On Wed, Jun  3, 2009, Kyle Wheeler wrote:
> What it's compiling against and what it's linking against could be two 
> different things. Mutt gets the version number from the ncurses header 
> files; but it's quite possible that those headers are mis-matched to 
> the library that was actually used to link against.
> 
> Assuming you don't know: compiling most large software (like mutt) is 
> a two-step process. First, each source file (e.g. a ".c" file) is 
> compiled into an object file (a ".o" file), then the object files are 
> linked together along with any libraries that are needed to create an 
> executable binary (the program itself). People who have multiple 
> versions of any given library often get themselves into trouble by 
> compiling with headers that don't match the libraries.
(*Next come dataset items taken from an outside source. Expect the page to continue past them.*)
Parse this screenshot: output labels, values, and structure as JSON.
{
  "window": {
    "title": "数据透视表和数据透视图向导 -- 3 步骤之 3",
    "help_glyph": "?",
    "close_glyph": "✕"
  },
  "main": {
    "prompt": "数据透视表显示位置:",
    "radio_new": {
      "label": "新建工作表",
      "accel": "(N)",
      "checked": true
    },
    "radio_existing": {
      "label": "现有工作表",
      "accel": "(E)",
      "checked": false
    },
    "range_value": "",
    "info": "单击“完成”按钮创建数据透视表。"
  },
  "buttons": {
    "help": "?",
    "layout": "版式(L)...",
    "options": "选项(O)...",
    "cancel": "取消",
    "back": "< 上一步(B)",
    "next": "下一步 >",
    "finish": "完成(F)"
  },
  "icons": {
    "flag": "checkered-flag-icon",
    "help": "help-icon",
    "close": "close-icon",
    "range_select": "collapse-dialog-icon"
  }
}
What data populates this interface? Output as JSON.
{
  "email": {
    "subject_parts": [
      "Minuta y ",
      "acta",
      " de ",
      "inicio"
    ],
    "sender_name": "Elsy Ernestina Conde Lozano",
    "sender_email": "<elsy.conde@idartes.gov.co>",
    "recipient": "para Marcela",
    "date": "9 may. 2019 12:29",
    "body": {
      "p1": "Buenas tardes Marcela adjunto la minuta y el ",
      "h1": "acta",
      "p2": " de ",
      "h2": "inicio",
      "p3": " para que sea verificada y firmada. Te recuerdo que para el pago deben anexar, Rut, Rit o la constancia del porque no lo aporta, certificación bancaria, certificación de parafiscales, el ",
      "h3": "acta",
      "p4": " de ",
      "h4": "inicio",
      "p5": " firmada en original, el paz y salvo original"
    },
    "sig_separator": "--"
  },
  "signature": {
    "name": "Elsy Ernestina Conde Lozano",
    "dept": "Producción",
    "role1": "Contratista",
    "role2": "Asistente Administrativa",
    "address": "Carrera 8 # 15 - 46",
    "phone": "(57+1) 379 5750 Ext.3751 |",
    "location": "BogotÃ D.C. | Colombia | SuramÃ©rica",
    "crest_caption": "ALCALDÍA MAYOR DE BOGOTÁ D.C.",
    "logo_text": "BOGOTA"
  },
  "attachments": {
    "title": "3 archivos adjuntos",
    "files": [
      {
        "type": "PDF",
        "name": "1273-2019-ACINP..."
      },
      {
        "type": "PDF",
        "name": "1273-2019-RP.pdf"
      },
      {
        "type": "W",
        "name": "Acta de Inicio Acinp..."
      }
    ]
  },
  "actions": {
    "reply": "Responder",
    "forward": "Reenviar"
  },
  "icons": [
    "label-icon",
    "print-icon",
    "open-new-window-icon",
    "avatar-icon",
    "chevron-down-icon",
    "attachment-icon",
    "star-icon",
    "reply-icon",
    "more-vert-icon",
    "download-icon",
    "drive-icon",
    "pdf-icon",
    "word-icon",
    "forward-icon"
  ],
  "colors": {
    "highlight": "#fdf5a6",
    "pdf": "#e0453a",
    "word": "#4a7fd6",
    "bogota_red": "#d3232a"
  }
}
For example, 
> you could compile against version 2.6 and then link against 2.4. The 
> program would think it was using 2.6, but since it was linked against 
> 2.4, would run into weirdness.

Ah, crap. :)  This on panix.com servers.  I used 

--with-curses=/usr/local/ncurses-5.6

They are really good, so I assume it is correct.  There is also an
ncurses-5.4 install under /usr/local.

Either way, there is a patch I used for the last version of mutt I was
using, 1.5.10.  "5patch-1.5.1.nr.indicator_not_bright".  This was to
make any text under the indicator bar not bold.  It still works, and
interestintly enough, also fixes this issue.